Nicholas Negroponte fundou e é diretor do já mitológico MediaLab, do Massachussetts Institute of Technology. Acaba de lançar por aqui seu ``Vida Digital", uma coletânea de textos escritos originalmente para a ``Wired", revista que embala o mundo da garotada micro & modem e movimenta, com suas cores e design, o meio das artes gráficas.
Negroponte é um profeta do mundo Internet, construído por bits e infovias, que começa a bater às portas de todos nós. Imagina situações mirabolantes para o futuro. Como a perspectiva de que telas de computador venham a ser vendidas em estado líquido, bastando ao usuário ``pintá-las" na parede que desejar.
Negroponte (leia entrevista hoje, no caderno Finanças) divide o mundo entre átomos e bits. O mundo dos átomos é o do transporte de informação através de uma base material: a música no CD, o vídeo na fita, a notícia no jornal. O mundo dos bits é o da transmissão de sinais à velocidade da luz através de fibra ótica ou satélites.

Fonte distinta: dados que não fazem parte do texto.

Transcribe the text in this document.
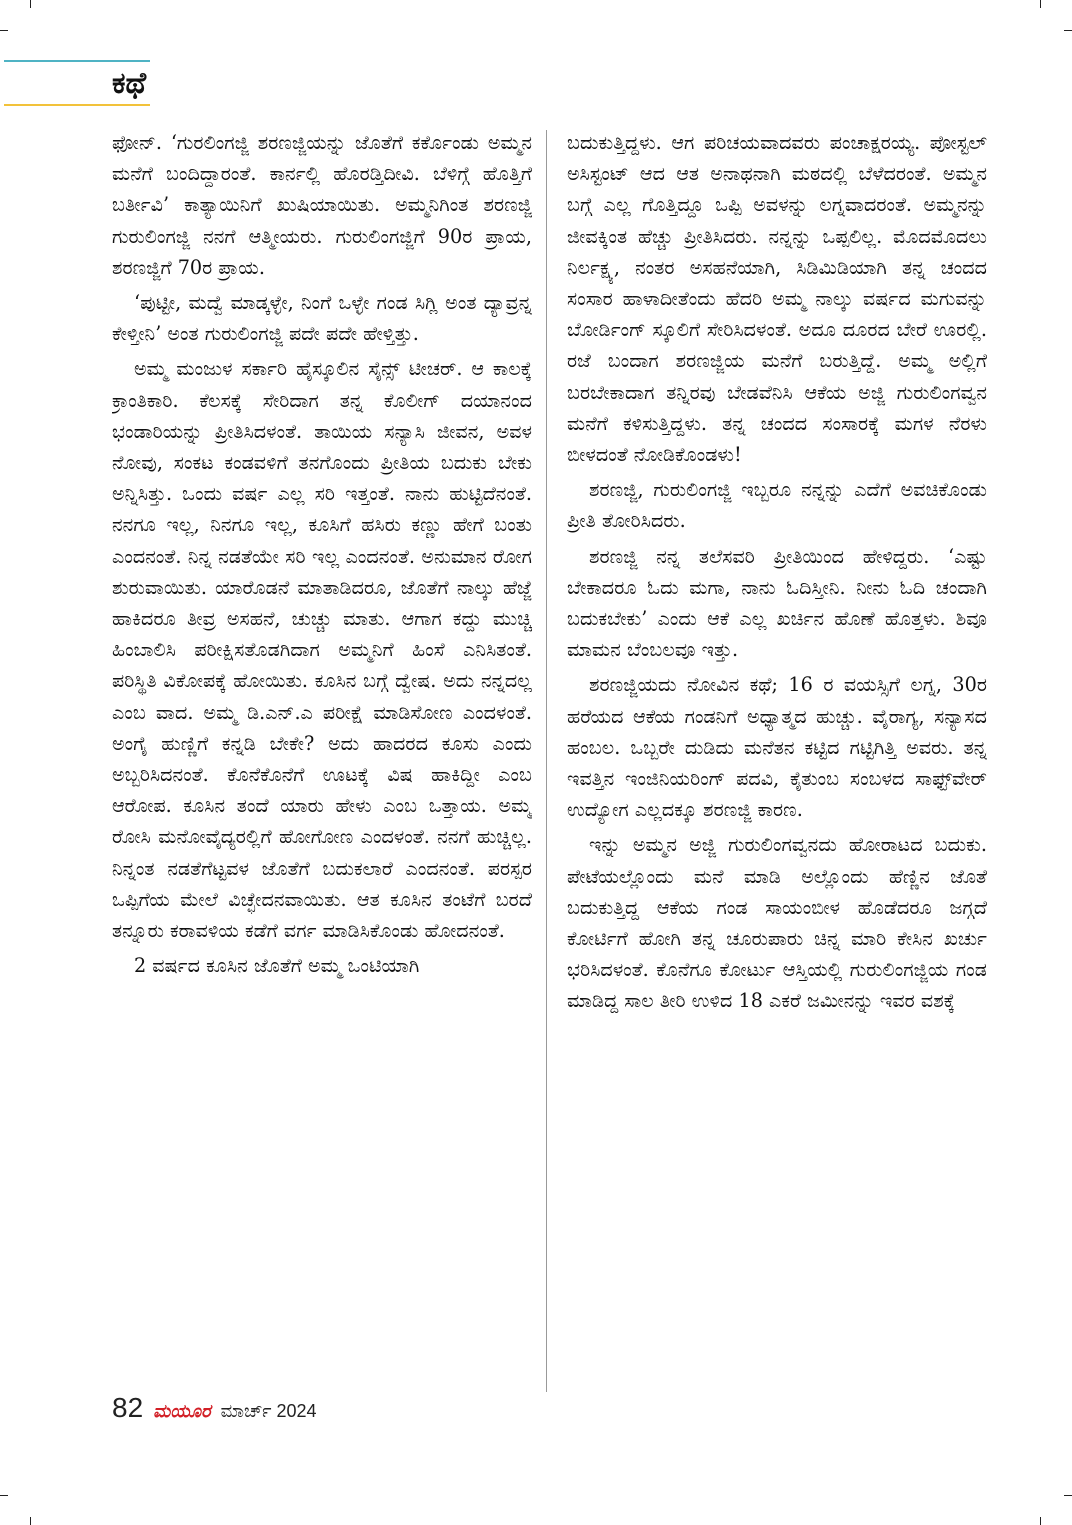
ಕಥೆ

ಫೋನ್. ‘ಗುರಲಿಂಗಜ್ಜಿ ಶರಣಜ್ಜಿಯನ್ನು ಜೊತೆಗೆ ಕರ್ಕೊಂಡು ಅಮ್ಮನ ಮನೆಗೆ ಬಂದಿದ್ದಾರಂತೆ. ಕಾರ್ನಲ್ಲಿ ಹೊರಡ್ತಿದೀವಿ. ಬೆಳಿಗ್ಗೆ ಹೊತ್ತಿಗೆ ಬರ್ತೀವಿ’ ಕಾತ್ಯಾಯಿನಿಗೆ ಖುಷಿಯಾಯಿತು. ಅಮ್ಮನಿಗಿಂತ ಶರಣಜ್ಜಿ ಗುರುಲಿಂಗಜ್ಜಿ ನನಗೆ ಆತ್ಮೀಯರು. ಗುರುಲಿಂಗಜ್ಜಿಗೆ 90ರ ಪ್ರಾಯ, ಶರಣಜ್ಜಿಗೆ 70ರ ಪ್ರಾಯ.

‘ಪುಟ್ಟೀ, ಮದ್ವೆ ಮಾಡ್ಕಳ್ಳೇ, ನಿಂಗೆ ಒಳ್ಳೇ ಗಂಡ ಸಿಗ್ಲಿ ಅಂತ ದ್ಯಾವ್ರನ್ನ ಕೇಳ್ತೀನಿ’ ಅಂತ ಗುರುಲಿಂಗಜ್ಜಿ ಪದೇ ಪದೇ ಹೇಳ್ತಿತ್ತು.

ಅಮ್ಮ ಮಂಜುಳ ಸರ್ಕಾರಿ ಹೈಸ್ಕೂಲಿನ ಸೈನ್ಸ್ ಟೀಚರ್. ಆ ಕಾಲಕ್ಕೆ ಕ್ರಾಂತಿಕಾರಿ. ಕೆಲಸಕ್ಕೆ ಸೇರಿದಾಗ ತನ್ನ ಕೊಲೀಗ್ ದಯಾನಂದ ಭಂಡಾರಿಯನ್ನು ಪ್ರೀತಿಸಿದಳಂತೆ. ತಾಯಿಯ ಸನ್ಯಾಸಿ ಜೀವನ, ಅವಳ ನೋವು, ಸಂಕಟ ಕಂಡವಳಿಗೆ ತನಗೊಂದು ಪ್ರೀತಿಯ ಬದುಕು ಬೇಕು ಅನ್ನಿಸಿತ್ತು. ಒಂದು ವರ್ಷ ಎಲ್ಲ ಸರಿ ಇತ್ತಂತೆ. ನಾನು ಹುಟ್ಟಿದೆನಂತೆ. ನನಗೂ ಇಲ್ಲ, ನಿನಗೂ ಇಲ್ಲ, ಕೂಸಿಗೆ ಹಸಿರು ಕಣ್ಣು ಹೇಗೆ ಬಂತು ಎಂದನಂತೆ. ನಿನ್ನ ನಡತೆಯೇ ಸರಿ ಇಲ್ಲ ಎಂದನಂತೆ. ಅನುಮಾನ ರೋಗ ಶುರುವಾಯಿತು. ಯಾರೊಡನೆ ಮಾತಾಡಿದರೂ, ಜೊತೆಗೆ ನಾಲ್ಕು ಹೆಜ್ಜೆ ಹಾಕಿದರೂ ತೀವ್ರ ಅಸಹನೆ, ಚುಚ್ಚು ಮಾತು. ಆಗಾಗ ಕದ್ದು ಮುಚ್ಚಿ ಹಿಂಬಾಲಿಸಿ ಪರೀಕ್ಷಿಸತೊಡಗಿದಾಗ ಅಮ್ಮನಿಗೆ ಹಿಂಸೆ ಎನಿಸಿತಂತೆ. ಪರಿಸ್ಥಿತಿ ವಿಕೋಪಕ್ಕೆ ಹೋಯಿತು. ಕೂಸಿನ ಬಗ್ಗೆ ದ್ವೇಷ. ಅದು ನನ್ನದಲ್ಲ ಎಂಬ ವಾದ. ಅಮ್ಮ ಡಿ.ಎನ್.ಎ ಪರೀಕ್ಷೆ ಮಾಡಿಸೋಣ ಎಂದಳಂತೆ. ಅಂಗೈ ಹುಣ್ಣಿಗೆ ಕನ್ನಡಿ ಬೇಕೇ? ಅದು ಹಾದರದ ಕೂಸು ಎಂದು ಅಬ್ಬರಿಸಿದನಂತೆ. ಕೊನೆಕೊನೆಗೆ ಊಟಕ್ಕೆ ವಿಷ ಹಾಕಿದ್ದೀ ಎಂಬ ಆರೋಪ. ಕೂಸಿನ ತಂದೆ ಯಾರು ಹೇಳು ಎಂಬ ಒತ್ತಾಯ. ಅಮ್ಮ ರೋಸಿ ಮನೋವೈದ್ಯರಲ್ಲಿಗೆ ಹೋಗೋಣ ಎಂದಳಂತೆ. ನನಗೆ ಹುಚ್ಚಿಲ್ಲ. ನಿನ್ನಂತ ನಡತೆಗೆಟ್ಟವಳ ಜೊತೆಗೆ ಬದುಕಲಾರೆ ಎಂದನಂತೆ. ಪರಸ್ಪರ ಒಪ್ಪಿಗೆಯ ಮೇಲೆ ವಿಚ್ಛೇದನವಾಯಿತು. ಆತ ಕೂಸಿನ ತಂಟೆಗೆ ಬರದೆ ತನ್ನೂರು ಕರಾವಳಿಯ ಕಡೆಗೆ ವರ್ಗ ಮಾಡಿಸಿಕೊಂಡು ಹೋದನಂತೆ.

2 ವರ್ಷದ ಕೂಸಿನ ಜೊತೆಗೆ ಅಮ್ಮ ಒಂಟಿಯಾಗಿ

ಬದುಕುತ್ತಿದ್ದಳು. ಆಗ ಪರಿಚಯವಾದವರು ಪಂಚಾಕ್ಷರಯ್ಯ. ಪೋಸ್ಟಲ್ ಅಸಿಸ್ಟಂಟ್ ಆದ ಆತ ಅನಾಥನಾಗಿ ಮಠದಲ್ಲಿ ಬೆಳೆದರಂತೆ. ಅಮ್ಮನ ಬಗ್ಗೆ ಎಲ್ಲ ಗೊತ್ತಿದ್ದೂ ಒಪ್ಪಿ ಅವಳನ್ನು ಲಗ್ನವಾದರಂತೆ. ಅಮ್ಮನನ್ನು ಜೀವಕ್ಕಿಂತ ಹೆಚ್ಚು ಪ್ರೀತಿಸಿದರು. ನನ್ನನ್ನು ಒಪ್ಪಲಿಲ್ಲ. ಮೊದಮೊದಲು ನಿರ್ಲಕ್ಷ್ಯ, ನಂತರ ಅಸಹನೆಯಾಗಿ, ಸಿಡಿಮಿಡಿಯಾಗಿ ತನ್ನ ಚಂದದ ಸಂಸಾರ ಹಾಳಾದೀತೆಂದು ಹೆದರಿ ಅಮ್ಮ ನಾಲ್ಕು ವರ್ಷದ ಮಗುವನ್ನು ಬೋರ್ಡಿಂಗ್ ಸ್ಕೂಲಿಗೆ ಸೇರಿಸಿದಳಂತೆ. ಅದೂ ದೂರದ ಬೇರೆ ಊರಲ್ಲಿ. ರಜೆ ಬಂದಾಗ ಶರಣಜ್ಜಿಯ ಮನೆಗೆ ಬರುತ್ತಿದ್ದೆ. ಅಮ್ಮ ಅಲ್ಲಿಗೆ ಬರಬೇಕಾದಾಗ ತನ್ನಿರವು ಬೇಡವೆನಿಸಿ ಆಕೆಯ ಅಜ್ಜಿ ಗುರುಲಿಂಗವ್ವನ ಮನೆಗೆ ಕಳಿಸುತ್ತಿದ್ದಳು. ತನ್ನ ಚಂದದ ಸಂಸಾರಕ್ಕೆ ಮಗಳ ನೆರಳು ಬೀಳದಂತೆ ನೋಡಿಕೊಂಡಳು!

ಶರಣಜ್ಜಿ, ಗುರುಲಿಂಗಜ್ಜಿ ಇಬ್ಬರೂ ನನ್ನನ್ನು ಎದೆಗೆ ಅವಚಿಕೊಂಡು ಪ್ರೀತಿ ತೋರಿಸಿದರು.

ಶರಣಜ್ಜಿ ನನ್ನ ತಲೆಸವರಿ ಪ್ರೀತಿಯಿಂದ ಹೇಳಿದ್ದರು. ‘ಎಷ್ಟು ಬೇಕಾದರೂ ಓದು ಮಗಾ, ನಾನು ಓದಿಸ್ತೀನಿ. ನೀನು ಓದಿ ಚಂದಾಗಿ ಬದುಕಬೇಕು’ ಎಂದು ಆಕೆ ಎಲ್ಲ ಖರ್ಚಿನ ಹೊಣೆ ಹೊತ್ತಳು. ಶಿವೂ ಮಾಮನ ಬೆಂಬಲವೂ ಇತ್ತು.

ಶರಣಜ್ಜಿಯದು ನೋವಿನ ಕಥೆ; 16 ರ ವಯಸ್ಸಿಗೆ ಲಗ್ನ, 30ರ ಹರೆಯದ ಆಕೆಯ ಗಂಡನಿಗೆ ಅಧ್ಯಾತ್ಮದ ಹುಚ್ಚು. ವೈರಾಗ್ಯ, ಸನ್ಯಾಸದ ಹಂಬಲ. ಒಬ್ಬರೇ ದುಡಿದು ಮನೆತನ ಕಟ್ಟಿದ ಗಟ್ಟಿಗಿತ್ತಿ ಅವರು. ತನ್ನ ಇವತ್ತಿನ ಇಂಜಿನಿಯರಿಂಗ್ ಪದವಿ, ಕೈತುಂಬ ಸಂಬಳದ ಸಾಫ್ಟ್‌ವೇರ್ ಉದ್ಯೋಗ ಎಲ್ಲದಕ್ಕೂ ಶರಣಜ್ಜಿ ಕಾರಣ.

ಇನ್ನು ಅಮ್ಮನ ಅಜ್ಜಿ ಗುರುಲಿಂಗವ್ವನದು ಹೋರಾಟದ ಬದುಕು. ಪೇಟೆಯಲ್ಲೊಂದು ಮನೆ ಮಾಡಿ ಅಲ್ಲೊಂದು ಹೆಣ್ಣಿನ ಜೊತೆ ಬದುಕುತ್ತಿದ್ದ ಆಕೆಯ ಗಂಡ ಸಾಯಂಬೀಳ ಹೊಡೆದರೂ ಜಗ್ಗದೆ ಕೋರ್ಟಿಗೆ ಹೋಗಿ ತನ್ನ ಚೂರುಪಾರು ಚಿನ್ನ ಮಾರಿ ಕೇಸಿನ ಖರ್ಚು ಭರಿಸಿದಳಂತೆ. ಕೊನೆಗೂ ಕೋರ್ಟು ಆಸ್ತಿಯಲ್ಲಿ ಗುರುಲಿಂಗಜ್ಜಿಯ ಗಂಡ ಮಾಡಿದ್ದ ಸಾಲ ತೀರಿ ಉಳಿದ 18 ಎಕರೆ ಜಮೀನನ್ನು ಇವರ ವಶಕ್ಕೆ

82 ಮಯೂರ ಮಾರ್ಚ್ 2024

Claro que ele aposta todas as fichas nos bits. Mas, curiosamente, virou colunista de um produto da galáxia de Gutemberg e reuniu seus trabalhos no mais tradicional dos meios -o livro impresso. Ele justifica a opção afirmando que ainda não existem ``dispositivos digitais" nas mãos de todos, especialmente do público que pretende atingir, ou seja, as pessoas ainda não ``digitalizadas".

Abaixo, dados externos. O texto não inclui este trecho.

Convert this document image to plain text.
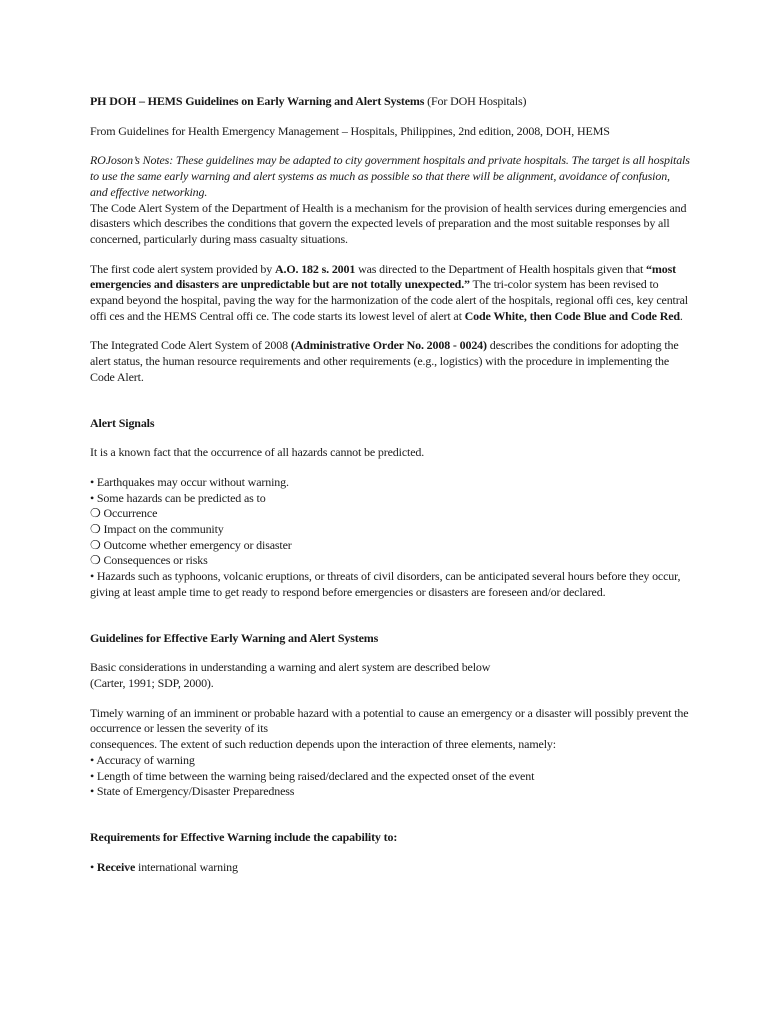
PH DOH – HEMS Guidelines on Early Warning and Alert Systems (For DOH Hospitals)

From Guidelines for Health Emergency Management – Hospitals, Philippines, 2nd edition, 2008, DOH, HEMS

ROJoson’s Notes: These guidelines may be adapted to city government hospitals and private hospitals. The target is all hospitals to use the same early warning and alert systems as much as possible so that there will be alignment, avoidance of confusion, and effective networking.

The Code Alert System of the Department of Health is a mechanism for the provision of health services during emergencies and disasters which describes the conditions that govern the expected levels of preparation and the most suitable responses by all concerned, particularly during mass casualty situations.

The first code alert system provided by A.O. 182 s. 2001 was directed to the Department of Health hospitals given that “most emergencies and disasters are unpredictable but are not totally unexpected.” The tri-color system has been revised to expand beyond the hospital, paving the way for the harmonization of the code alert of the hospitals, regional offi ces, key central offi ces and the HEMS Central offi ce. The code starts its lowest level of alert at Code White, then Code Blue and Code Red.

The Integrated Code Alert System of 2008 (Administrative Order No. 2008 - 0024) describes the conditions for adopting the alert status, the human resource requirements and other requirements (e.g., logistics) with the procedure in implementing the Code Alert.

Alert Signals

It is a known fact that the occurrence of all hazards cannot be predicted.

• Earthquakes may occur without warning.

• Some hazards can be predicted as to

❍ Occurrence

❍ Impact on the community

❍ Outcome whether emergency or disaster

❍ Consequences or risks

• Hazards such as typhoons, volcanic eruptions, or threats of civil disorders, can be anticipated several hours before they occur, giving at least ample time to get ready to respond before emergencies or disasters are foreseen and/or declared.

Guidelines for Effective Early Warning and Alert Systems

Basic considerations in understanding a warning and alert system are described below

(Carter, 1991; SDP, 2000).

Timely warning of an imminent or probable hazard with a potential to cause an emergency or a disaster will possibly prevent the occurrence or lessen the severity of its

consequences. The extent of such reduction depends upon the interaction of three elements, namely:

• Accuracy of warning

• Length of time between the warning being raised/declared and the expected onset of the event

• State of Emergency/Disaster Preparedness

Requirements for Effective Warning include the capability to:

• Receive international warning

Acrescenta a isso um segundo e interessante motivo: ``Mesmo onde os computadores são onipresentes, a interface atual é primitiva -desajeitada, na melhor das hipóteses: dificilmente desejaríamos nos refestelar na cama com uma delas".
Vindo de quem vem, um apologista dos bits, a observação relativiza a histeria ``new media", que tenta aposentar de uma penada -perdão, de uma teclada- meios tidos como ultrapassados e sem futuro, como o livro, a revista ou o jornal.
Claro que consultar e guardar uma enciclopédia num CD-ROM é bem mais cômodo do que empilhar papel numa estante. Mas convenhamos que ``O Vermelho e o Negro" numa tela de computador é ilegível.
O mundo dos bits ainda não apresentou suportes alternativos convincentes para uma série de produtos informativos. E muitas das virtudes exaltadas por seus apologistas -informação instantânea, capacidade de mesclar foto, vídeo, filme, animação- são conhecidas por qualquer espectador de TV.
Negroponte diz que estamos naquele ponto em que uma progressão exponencial se avizinha do salto espetacular.
Mas o pulo ainda não foi dado: as ``new media" parecem ser, por enquanto, produtos de transição, à espera de sua própria superação.
Até lá -e talvez mesmo lá- meios tidos como ``ultrapassados" não podem ser considerados doentes terminais.
A fotografia, que acabaria com a pintura, seria destruída pelo cinema que, por sua vez, desapareceria com o vídeo e a televisão.
Bem, não foi exatamente assim que aconteceu. E eu quase apostaria que Negroponte esconde em sua carteira feita de átomos um pedacinho do século 19: o indefectível retrato da filhinha.